Comment 1 Tomáš Nožička 2019-08-09 08:10:16 UTC

Ryan, getting new kubelet certs is done by running `recover-kubeconfig.sh` script - would you mind taking a look why it didn't?

Also I think you have made the `/etc/kubernetes/ca.crt` managed now (+1), so we probably don't need the hack

  # oc get configmap kube-apiserver-to-kubelet-client-ca -n openshift-kube-apiserver-operator --template='{{ index .data "ca-bundle.crt" }}' > /etc/kubernetes/ca.crt

the point is that QA should likely be using an updated steps, not 4.1, if we have those?

Comment 2 Ryan Phillips 2019-08-13 00:00:28 UTC

I'll take a look at the documentation steps.

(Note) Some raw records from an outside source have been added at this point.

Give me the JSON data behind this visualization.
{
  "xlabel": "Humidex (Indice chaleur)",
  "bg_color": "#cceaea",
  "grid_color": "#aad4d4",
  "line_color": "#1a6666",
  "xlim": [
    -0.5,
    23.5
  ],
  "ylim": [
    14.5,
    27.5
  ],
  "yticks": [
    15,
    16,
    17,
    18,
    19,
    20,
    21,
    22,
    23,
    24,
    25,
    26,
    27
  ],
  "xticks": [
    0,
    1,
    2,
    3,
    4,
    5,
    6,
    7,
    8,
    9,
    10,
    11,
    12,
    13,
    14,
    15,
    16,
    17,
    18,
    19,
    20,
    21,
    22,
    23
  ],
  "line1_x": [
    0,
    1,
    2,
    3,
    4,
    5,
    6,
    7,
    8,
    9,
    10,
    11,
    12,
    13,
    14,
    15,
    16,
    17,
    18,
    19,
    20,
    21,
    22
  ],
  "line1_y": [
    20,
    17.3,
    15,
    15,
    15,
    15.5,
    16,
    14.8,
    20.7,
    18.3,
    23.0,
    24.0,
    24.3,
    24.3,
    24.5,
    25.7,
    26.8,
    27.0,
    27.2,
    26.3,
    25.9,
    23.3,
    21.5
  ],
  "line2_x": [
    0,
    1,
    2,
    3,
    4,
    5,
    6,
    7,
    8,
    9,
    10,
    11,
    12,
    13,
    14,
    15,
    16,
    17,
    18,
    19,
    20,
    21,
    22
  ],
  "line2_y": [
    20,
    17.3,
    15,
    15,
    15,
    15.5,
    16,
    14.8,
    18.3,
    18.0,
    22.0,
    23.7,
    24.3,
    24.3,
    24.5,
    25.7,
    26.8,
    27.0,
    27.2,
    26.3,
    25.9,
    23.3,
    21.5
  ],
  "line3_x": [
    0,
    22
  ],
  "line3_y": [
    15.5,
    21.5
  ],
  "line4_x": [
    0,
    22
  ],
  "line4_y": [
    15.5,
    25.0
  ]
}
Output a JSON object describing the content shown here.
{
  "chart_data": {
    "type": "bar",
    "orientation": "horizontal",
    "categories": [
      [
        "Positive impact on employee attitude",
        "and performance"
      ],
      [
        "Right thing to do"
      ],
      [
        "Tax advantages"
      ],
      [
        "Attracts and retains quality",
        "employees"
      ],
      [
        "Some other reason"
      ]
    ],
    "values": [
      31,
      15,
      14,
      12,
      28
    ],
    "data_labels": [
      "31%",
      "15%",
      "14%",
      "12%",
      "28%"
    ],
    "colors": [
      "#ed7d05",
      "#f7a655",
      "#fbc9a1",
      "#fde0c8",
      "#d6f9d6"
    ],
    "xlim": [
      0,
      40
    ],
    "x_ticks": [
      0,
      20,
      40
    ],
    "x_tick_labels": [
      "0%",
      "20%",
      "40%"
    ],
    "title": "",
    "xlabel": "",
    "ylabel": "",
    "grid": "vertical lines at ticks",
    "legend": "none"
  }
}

Comment 3 Ryan Phillips 2019-08-13 15:16:55 UTC

Looks like the docs need to be updated to use /etc/kubernetes/kubelet-ca.crt. However, I'm still not getting a clean recovery. Still researching...

Comment 4 Ryan Phillips 2019-08-13 18:36:36 UTC

The CSR is requested but not auto-approved on my machine. `oc get csr` lists the pending csr and `oc adm certificate approve [csr-name]` will approve it. My cluster restored after these two tweaks.

I talked to Andrea on getting the doc updated for the correct kbuelet-ca.crt.

Comment 5 Ryan Phillips 2019-08-13 18:37:04 UTC

typo, kubelet-ca.crt

Comment 6 Ryan Phillips 2019-08-13 18:50:23 UTC

Docs PR: https://github.com/openshift/openshift-docs/pull/16229

Comment 7 Ryan Phillips 2019-08-14 18:06:42 UTC

Recovery script PR to use the internal URI endpoint: https://github.com/openshift/machine-config-operator/pull/1062

Comment 8 Ryan Phillips 2019-08-14 18:29:39 UTC

@zhou For this BZ a documentation patch has been generated and one MCO PR created to tweak the endpoint to use in `recover-kubeconfig.sh`. Depending on how the kubelet recovery is being tested the CSR may or may not get signed automatically. Step 12 goes over the CSR approval process within the recovery doc. Once the MCO patch merges, then this PR should be able to migrate to Modified.

Comment 10 zhou ying 2019-08-16 05:35:11 UTC

Confirmed with latest payload: 4.2.0-0.nightly-2019-08-15-205330, the issue has fixed.

Comment 11 errata-xmlrpc 2019-10-16 06:35:15 UTC

Since the problem described in this bug report should be
resolved in a recent advisory, it has been closed with a
resolution of ERRATA.

For information on the advisory, and where to find the updated
files, follow the link below.

If the solution does not work for you, open a new bug report.

https://access.redhat.com/errata/RHBA-2019:2922